I love photography, I love the outdoors and I love kayaking. What do you get when you put all three together in one place? Amazing photos, fun kayaking and life changing adventures. I’ve always heard when you are doing something you love it will never feel like work. I experienced that for ten years as a naturalist/kayak guide in the Florida Everglades and Coastal Rhode Island. During this time I fell in love with photography from a kayak in those awesome places. Every time I went out with my camera I was always rewarded with both flora and fauna opportunities to grace my viewfinder.
When you are in a kayak you can get to places that others will never have the opportunity to reach. The wildlife seem to tolerate me much more from a quiet slow moving boat. Mainly because you can be as noninvasive as you want to be. I recall one experience when two young Spoonbills flew by me in the opposite direction. My first thought was to react to my excitement, and follow the birds. I delayed just long enough to be rewarded as they returned to land just beyond me. Slowly gliding towards them, they allowed me to get very close and stabilize my kayak to begin photographing. Their fluffy white feathers were downy with a slight pink sheen as they preened themselves on a branch just above the water. I was so involved snapping off shots before I knew it fifteen minutes had slipped away as I slowly drifted down stream leaving them undisturbed. This experience was most likely one of a kind and never repeated.
Alligators are one of my favorite subjects to photograph from a kayak. It is such a privilege to experience them up close and personal. Observing an alligator swimming in an area not much wider than your kayak is so exciting you can never forget this experience. When you’re in their backyard, being slow and easy they will behave the same way they would without you. Their reflections on the beautiful black water can create mesmerizing photos. My favorite gator pictures are when I see the hatchlings sleeping on their mom’s back in the warm sunlight. Sometimes you get lucky and catch a gator yawning so big, you're shocked to realize you are looking at eighty teeth through your camera lens. One of my best photos was during mating season when I saw my favorite female, Big Momma, cuddling with Bull, her much larger male mate. If you didn’t know better it almost looks like they are smiling.

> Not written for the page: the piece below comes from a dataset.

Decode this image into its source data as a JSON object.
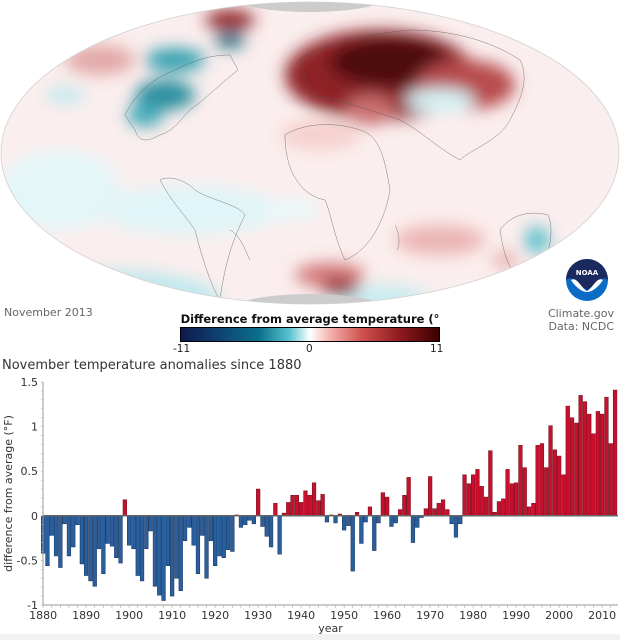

While in Rhode Island I almost always got pictures of fantastic sunrises, sunsets and full moon rises. These were always very special times to be out on the water. There were always plenty of good birding pictures along the Narrow River. Bald Eagles and hawks, gulls and terns, cardinals and sparrows, snowy egrets, green heron’s and the fish eating machine, double crested cormorant. The most memorable times were when the Osprey would be hovering over the water fifty feet above you. Diving straight down slamming into the water talons first, going completely under the water. Then coming up suddenly, wings immediately flapping as the water pours off with a fish struggling to free itself. Be ready to photograph as your kayak sinks lower than the surrounding cordgrass during low tide. As you round the marsh creek bend, you may find yourself eye level with a squawking great blue heron scolding you for your intrusion.
In Big Cypress National Preserve when the wildlife was not plentiful the flora was magnificent. There was always something in bloom no matter the time of year. Of course everyone always raves over the wild orchids. They are unusual and fun to see in their natural habitat, but there’s plenty of other cool looking flowering plants. The water lilies and swamp lilies are always stunning on the river. When the bromeliads are blooming, the multiple colors are beautifully strewn through the mangrove tunnels where the epiphytes cling to the tree branches with their hair like roots. The old man's beard, (Spanish Moss), scattered around with the resurrection fern complement the flowering plants with their unique shapes and texture.
Are you starting to get the picture now, why photographs from a kayak in the wilderness are so appealing. The rewards are endless, because the peace, calm and serenity will melt your stress away. These life changing events will extend your existence more than you know. Now grab a camera and paddleon.